La fille dans le corps de papa
Régulièrement élu de Kikwit mais sans siéger à l’assemblée nationale, l’ancien premier ministre Adolphe Muzito est encore candidat aux législatives nationales qui se pointent à l’horizon. Dans son fief naturel Kikwit. En même temps, il s’est déclaré candidat président à la prochaine présidentielle.
« Grand absentéiste » aux plénières selon le bureau Mboso, le député le mieux élu du Kwilu a vu en juin 2022 son mandat être invalidé pour des « absences non justifiées ». De facto, un certain Paulin Mboma – son premier suppléant aux élections de 2018 – poursuivi la mandature.
Pour le quinquennat qui avance à grand pas – celui que ses détracteurs appellent « mpangistan », pour signifier quelqu’un qui s’attache à sa tribu – Adolphe Muzito a choisi Muzito Randall, sa fille comme sa potentielle remplaçante au parlement congolais.
Au nom de la mère, la fille
À Kinshasa, dans la circonscription de Funa, la députée Colette Tshomba tente de rafler – pour la quatrième fois – un siège.
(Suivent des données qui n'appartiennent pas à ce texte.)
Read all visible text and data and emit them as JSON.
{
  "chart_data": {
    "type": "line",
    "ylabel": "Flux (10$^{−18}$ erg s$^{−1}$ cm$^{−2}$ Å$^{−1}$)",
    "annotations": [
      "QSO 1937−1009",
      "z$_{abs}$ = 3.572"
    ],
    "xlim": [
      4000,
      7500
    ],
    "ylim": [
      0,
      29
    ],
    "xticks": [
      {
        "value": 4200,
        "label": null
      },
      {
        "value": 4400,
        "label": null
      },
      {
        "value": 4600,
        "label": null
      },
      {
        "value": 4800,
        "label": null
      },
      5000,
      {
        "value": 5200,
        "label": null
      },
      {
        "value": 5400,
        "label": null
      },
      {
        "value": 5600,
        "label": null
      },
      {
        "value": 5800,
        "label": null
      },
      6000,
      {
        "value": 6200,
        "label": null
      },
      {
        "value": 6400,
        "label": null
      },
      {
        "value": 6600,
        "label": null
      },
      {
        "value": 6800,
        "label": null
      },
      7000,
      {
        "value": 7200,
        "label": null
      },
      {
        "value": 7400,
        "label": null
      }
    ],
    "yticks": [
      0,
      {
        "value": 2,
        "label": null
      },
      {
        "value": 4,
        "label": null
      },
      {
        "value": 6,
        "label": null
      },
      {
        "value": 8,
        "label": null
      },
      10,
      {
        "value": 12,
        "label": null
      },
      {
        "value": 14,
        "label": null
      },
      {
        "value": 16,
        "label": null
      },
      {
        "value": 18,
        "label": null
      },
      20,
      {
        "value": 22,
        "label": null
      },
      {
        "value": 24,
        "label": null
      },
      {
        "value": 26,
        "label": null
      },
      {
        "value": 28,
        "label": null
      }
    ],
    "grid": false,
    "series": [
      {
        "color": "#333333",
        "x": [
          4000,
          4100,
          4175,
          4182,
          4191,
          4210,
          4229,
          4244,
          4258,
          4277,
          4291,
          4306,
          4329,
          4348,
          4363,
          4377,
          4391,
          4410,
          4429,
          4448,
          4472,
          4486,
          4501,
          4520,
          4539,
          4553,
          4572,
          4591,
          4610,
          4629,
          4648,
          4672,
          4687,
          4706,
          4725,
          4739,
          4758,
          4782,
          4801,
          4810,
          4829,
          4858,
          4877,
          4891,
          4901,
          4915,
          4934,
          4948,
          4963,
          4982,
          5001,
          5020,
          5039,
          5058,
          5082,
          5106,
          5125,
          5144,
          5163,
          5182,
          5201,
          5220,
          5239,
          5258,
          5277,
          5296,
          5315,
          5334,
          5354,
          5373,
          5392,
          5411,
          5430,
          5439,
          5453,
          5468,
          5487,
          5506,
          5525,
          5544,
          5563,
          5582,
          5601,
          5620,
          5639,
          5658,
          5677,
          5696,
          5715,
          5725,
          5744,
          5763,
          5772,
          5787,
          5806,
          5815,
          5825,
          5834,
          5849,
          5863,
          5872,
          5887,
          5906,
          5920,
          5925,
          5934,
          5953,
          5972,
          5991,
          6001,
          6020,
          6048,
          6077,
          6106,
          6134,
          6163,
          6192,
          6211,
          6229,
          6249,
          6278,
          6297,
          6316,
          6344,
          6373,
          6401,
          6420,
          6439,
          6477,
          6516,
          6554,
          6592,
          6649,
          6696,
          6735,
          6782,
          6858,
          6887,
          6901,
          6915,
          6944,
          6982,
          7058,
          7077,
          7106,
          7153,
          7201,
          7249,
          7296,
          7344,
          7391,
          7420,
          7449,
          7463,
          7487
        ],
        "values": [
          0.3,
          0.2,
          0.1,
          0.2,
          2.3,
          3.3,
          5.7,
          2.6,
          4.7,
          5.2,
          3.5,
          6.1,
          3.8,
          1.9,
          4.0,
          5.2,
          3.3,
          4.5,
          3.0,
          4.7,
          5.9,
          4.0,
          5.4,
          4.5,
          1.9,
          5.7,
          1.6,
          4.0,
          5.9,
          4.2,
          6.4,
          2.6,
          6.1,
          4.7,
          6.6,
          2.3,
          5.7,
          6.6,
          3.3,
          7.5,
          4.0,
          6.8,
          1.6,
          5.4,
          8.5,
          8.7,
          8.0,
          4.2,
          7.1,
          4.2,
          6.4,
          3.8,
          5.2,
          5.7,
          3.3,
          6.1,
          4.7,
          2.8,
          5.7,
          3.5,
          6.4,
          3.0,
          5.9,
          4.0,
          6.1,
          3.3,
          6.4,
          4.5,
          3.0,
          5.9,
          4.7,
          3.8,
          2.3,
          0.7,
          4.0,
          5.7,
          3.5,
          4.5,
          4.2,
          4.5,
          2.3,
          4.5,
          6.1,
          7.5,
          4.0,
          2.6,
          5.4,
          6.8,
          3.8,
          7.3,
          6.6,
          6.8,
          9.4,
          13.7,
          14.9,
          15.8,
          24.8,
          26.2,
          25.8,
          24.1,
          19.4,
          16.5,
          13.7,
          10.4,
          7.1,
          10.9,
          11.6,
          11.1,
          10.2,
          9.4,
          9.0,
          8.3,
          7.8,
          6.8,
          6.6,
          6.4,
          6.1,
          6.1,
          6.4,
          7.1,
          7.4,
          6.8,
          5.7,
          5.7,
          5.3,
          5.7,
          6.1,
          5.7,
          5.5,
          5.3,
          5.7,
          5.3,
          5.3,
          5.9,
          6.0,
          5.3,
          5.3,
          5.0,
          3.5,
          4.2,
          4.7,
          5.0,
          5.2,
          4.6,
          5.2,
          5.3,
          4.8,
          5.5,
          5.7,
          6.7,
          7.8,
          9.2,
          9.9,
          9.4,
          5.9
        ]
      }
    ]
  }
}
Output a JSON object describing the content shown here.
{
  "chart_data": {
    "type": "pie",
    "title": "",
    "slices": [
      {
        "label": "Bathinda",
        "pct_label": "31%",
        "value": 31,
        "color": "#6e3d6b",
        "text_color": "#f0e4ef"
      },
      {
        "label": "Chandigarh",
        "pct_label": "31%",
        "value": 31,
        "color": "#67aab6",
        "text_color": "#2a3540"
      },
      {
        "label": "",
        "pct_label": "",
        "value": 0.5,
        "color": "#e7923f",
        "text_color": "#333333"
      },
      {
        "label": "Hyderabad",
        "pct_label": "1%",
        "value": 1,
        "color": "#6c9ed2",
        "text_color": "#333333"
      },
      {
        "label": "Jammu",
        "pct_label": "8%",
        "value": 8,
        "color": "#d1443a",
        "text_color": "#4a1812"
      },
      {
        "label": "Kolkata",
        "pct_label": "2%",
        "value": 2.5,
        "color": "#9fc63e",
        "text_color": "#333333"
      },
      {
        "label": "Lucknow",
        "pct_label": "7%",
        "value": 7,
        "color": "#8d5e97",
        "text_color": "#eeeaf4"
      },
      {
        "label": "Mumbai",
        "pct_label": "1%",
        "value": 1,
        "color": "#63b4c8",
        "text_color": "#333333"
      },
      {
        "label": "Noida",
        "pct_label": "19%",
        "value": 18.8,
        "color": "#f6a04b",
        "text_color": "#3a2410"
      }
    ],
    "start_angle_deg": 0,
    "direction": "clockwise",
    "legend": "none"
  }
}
Élue consécutivement en 2006, 2011 et 2018, Mme Tshomba occupe depuis début 2021 le poste de rapporteur adjoint à l’assemblée nationale.
De plus en plus introduite au cœur du régime Tshisekedi, elle voit aussi ses ambitions prendre des ailes. Pour assurer ses arrières, elle porte son choix sur sa fille de 25 ans, Awa Eva Tshomba. Nous sommes, peut-être, dans la fable « le laboureur et ses enfants ».
Sesanga le faux prophète
Parmi les grands défenseurs du non alignement des membres de famille à la chaîne de suppléance pour les élections législatives et sénatoriales, le candidat Delly Sesanga n’a pas servi de modèle. Lui qui, alors membre du G13, soutenait pourtant que cette manière de faire va à l’encontre de la constitution qui dans son préambule interdit le clientélisme, le népotisme et le régionalisme.
Également candidat déclaré à la présidentielle de décembre, Sesanga a aligné deux membres de sa famille dans sa suppléance. Au su et regards impuissants des autres membres du parti Envol.
« Nous devons éviter de transformer la République en une sorte de monarchie familiale confisquant et transmettant les charges étatiques en donation comme en droit privé sous couvert de suppléance », justifiait son groupe dans une plénière 2 mai 2022. Le Congo de Lumumba est loin d’être à l’abri de la politique politicienne.